思い障害があっても、認知症になっても、その人がその人らしく暮らせる社会を目指すのが福祉行政の柱だ。1989年に消費税を導入したときは、福祉のためという発送に抵抗が寄せられた。しかし、これがなくては介護保険や障害者自立支援は実現出来なかった。90年以降、高齢者介護が充実されてきたのは、消費税という財源が大きい。

寺崎

社会保障の制度自体が膨大になっており、その制度の中身を見直す必要があるのではないか。特に65歳以上を高齢者とする社会保障のあり方を考え直す時期にきている。裕福な高齢者をすべて優遇する必要はあるのか。真に困っている人を救う制度にしなければならない。

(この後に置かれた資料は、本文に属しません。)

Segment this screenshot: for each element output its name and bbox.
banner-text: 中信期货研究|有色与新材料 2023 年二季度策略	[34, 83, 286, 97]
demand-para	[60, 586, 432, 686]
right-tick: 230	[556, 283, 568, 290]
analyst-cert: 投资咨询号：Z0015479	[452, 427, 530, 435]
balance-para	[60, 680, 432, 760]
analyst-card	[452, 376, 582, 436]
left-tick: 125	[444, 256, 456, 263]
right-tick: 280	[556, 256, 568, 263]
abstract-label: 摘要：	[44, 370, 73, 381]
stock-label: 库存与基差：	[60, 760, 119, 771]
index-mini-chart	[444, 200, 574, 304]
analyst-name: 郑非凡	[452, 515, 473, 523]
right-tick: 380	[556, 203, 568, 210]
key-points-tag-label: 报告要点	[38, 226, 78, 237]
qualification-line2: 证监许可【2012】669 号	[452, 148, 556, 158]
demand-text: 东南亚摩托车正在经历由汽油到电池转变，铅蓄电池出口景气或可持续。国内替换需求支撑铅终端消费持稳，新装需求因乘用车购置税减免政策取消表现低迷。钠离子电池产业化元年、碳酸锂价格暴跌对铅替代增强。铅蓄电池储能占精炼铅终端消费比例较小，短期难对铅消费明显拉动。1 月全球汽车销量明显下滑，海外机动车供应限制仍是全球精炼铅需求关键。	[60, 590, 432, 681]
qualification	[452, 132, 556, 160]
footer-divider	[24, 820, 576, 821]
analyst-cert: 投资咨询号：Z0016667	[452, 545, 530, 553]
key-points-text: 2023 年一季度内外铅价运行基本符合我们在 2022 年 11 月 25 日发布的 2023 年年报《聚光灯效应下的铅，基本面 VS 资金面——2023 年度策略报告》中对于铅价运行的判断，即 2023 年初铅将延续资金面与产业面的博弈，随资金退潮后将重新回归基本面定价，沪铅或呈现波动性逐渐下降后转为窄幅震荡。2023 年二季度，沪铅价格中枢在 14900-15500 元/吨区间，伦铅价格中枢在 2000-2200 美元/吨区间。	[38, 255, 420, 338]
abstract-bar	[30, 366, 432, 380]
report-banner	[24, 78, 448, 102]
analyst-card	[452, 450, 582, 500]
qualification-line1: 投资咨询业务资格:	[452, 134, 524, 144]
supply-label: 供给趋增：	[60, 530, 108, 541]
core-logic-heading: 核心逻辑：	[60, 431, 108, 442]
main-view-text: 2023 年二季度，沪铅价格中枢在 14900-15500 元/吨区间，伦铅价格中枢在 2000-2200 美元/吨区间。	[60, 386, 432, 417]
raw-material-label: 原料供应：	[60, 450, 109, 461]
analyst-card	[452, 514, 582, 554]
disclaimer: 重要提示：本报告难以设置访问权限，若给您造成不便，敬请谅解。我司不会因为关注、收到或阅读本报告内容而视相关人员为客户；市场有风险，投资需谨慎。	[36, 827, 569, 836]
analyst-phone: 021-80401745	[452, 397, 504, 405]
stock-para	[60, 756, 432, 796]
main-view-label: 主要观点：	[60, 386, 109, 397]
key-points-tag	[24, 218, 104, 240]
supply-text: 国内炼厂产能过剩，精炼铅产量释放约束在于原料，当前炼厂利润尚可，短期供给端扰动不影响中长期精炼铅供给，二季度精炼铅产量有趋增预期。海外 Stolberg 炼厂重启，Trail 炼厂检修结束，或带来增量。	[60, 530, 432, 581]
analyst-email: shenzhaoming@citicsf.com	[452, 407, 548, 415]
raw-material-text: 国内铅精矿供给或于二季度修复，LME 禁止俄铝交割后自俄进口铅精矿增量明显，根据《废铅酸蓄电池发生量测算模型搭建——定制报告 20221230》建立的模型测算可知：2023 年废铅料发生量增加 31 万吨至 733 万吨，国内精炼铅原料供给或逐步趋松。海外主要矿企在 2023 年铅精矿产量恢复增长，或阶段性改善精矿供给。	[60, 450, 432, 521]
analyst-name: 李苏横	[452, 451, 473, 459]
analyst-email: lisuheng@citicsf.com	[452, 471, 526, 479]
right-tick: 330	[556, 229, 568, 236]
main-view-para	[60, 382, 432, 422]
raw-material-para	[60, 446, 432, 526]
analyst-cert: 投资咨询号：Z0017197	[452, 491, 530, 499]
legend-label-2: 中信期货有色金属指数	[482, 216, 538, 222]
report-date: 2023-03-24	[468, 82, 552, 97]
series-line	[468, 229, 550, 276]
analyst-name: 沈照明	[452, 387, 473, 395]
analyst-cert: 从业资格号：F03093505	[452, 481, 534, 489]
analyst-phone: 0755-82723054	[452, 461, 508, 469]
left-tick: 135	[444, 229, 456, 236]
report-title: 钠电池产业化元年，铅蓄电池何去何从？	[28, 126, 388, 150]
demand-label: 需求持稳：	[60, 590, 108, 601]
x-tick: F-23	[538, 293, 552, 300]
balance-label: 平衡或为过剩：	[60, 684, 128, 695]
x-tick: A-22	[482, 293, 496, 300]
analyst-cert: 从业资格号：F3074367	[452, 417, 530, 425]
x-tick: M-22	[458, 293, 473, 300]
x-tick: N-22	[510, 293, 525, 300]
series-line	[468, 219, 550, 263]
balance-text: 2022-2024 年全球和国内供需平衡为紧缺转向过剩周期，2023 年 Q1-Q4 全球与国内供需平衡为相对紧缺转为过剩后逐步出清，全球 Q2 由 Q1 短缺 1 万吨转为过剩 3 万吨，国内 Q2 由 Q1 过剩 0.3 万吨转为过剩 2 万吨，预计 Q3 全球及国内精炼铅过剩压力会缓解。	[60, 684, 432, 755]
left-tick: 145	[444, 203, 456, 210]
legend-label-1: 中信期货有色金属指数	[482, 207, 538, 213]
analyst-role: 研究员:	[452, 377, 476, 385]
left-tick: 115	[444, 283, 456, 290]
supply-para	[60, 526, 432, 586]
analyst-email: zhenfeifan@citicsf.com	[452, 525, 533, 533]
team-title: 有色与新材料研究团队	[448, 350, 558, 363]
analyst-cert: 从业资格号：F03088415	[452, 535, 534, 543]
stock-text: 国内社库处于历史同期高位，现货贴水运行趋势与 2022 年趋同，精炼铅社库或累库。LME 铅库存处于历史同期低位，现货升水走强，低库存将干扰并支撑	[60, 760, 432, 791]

兵庫県内でも、円高や長引く不況で企業は苦しい状態だ。日本で企業が負担する社会保険料を含めた租税は62%。米国は42%、韓国は24%で、日本は高い。企業の負担をこれ以上増やすことには反対だ。企業を一層不安定にし、国の崩壊につながる。制度の中身を見直し、機能充実ではなく、効率化すべきだ。

制度の中身や負担割合の見直しへの新たな指摘があったが

吉川

医療保険に入れない人がいたり、非正規雇用の若者が増えたり、従来の社会保障の傘の外に出てしまっているケースがある。強化が必要なものもある。保険の窓口負担は保険の本質の論議ではない。日本の医療保険の大きな柱は、1ヵ月の医療費の上限を定めた高額療養費制度だと考える。大きなリスクに対して、被保険者を守るのが保険の本質だ。

持続可能な社会保障の実現には、財源が必要。そのために消費税を10%まで引き上げる案がある。

竹中

社会保障は、どこまで全員が参加できるかにかかっている。私は、娘と母親をダブル肩車している状態だが、制度のおかげで仕事ができている。日本は高齢化社会をネガティブにとらえるなど、暗い議論をしている。日本人は支え合いの気持ちを持っている国民。国民が一丸になって知恵を出しあえば、世界に発信できるモデルを作ることができる。自分たちが元気を出すための税のあり方を考えなければならない。

吉川

みんなで広く税を負担するためには、どの税が適切か。法人税は国際的に見ても日本は高すぎる。そのため日本企業は海外に拠点を移し、外資系企業は入ってこない。所得税は、累進課税が導入されているが、金融所得についてはおさえにくい。残るは消費税。ほとんどの先進国で消費税が税の柱になっている。日本だけが低い合理的な理由はあるのか考える必要がある。消費税と社会保障をつなげば、持っている人から困っている人へという所得再分配の流れを作ることができる。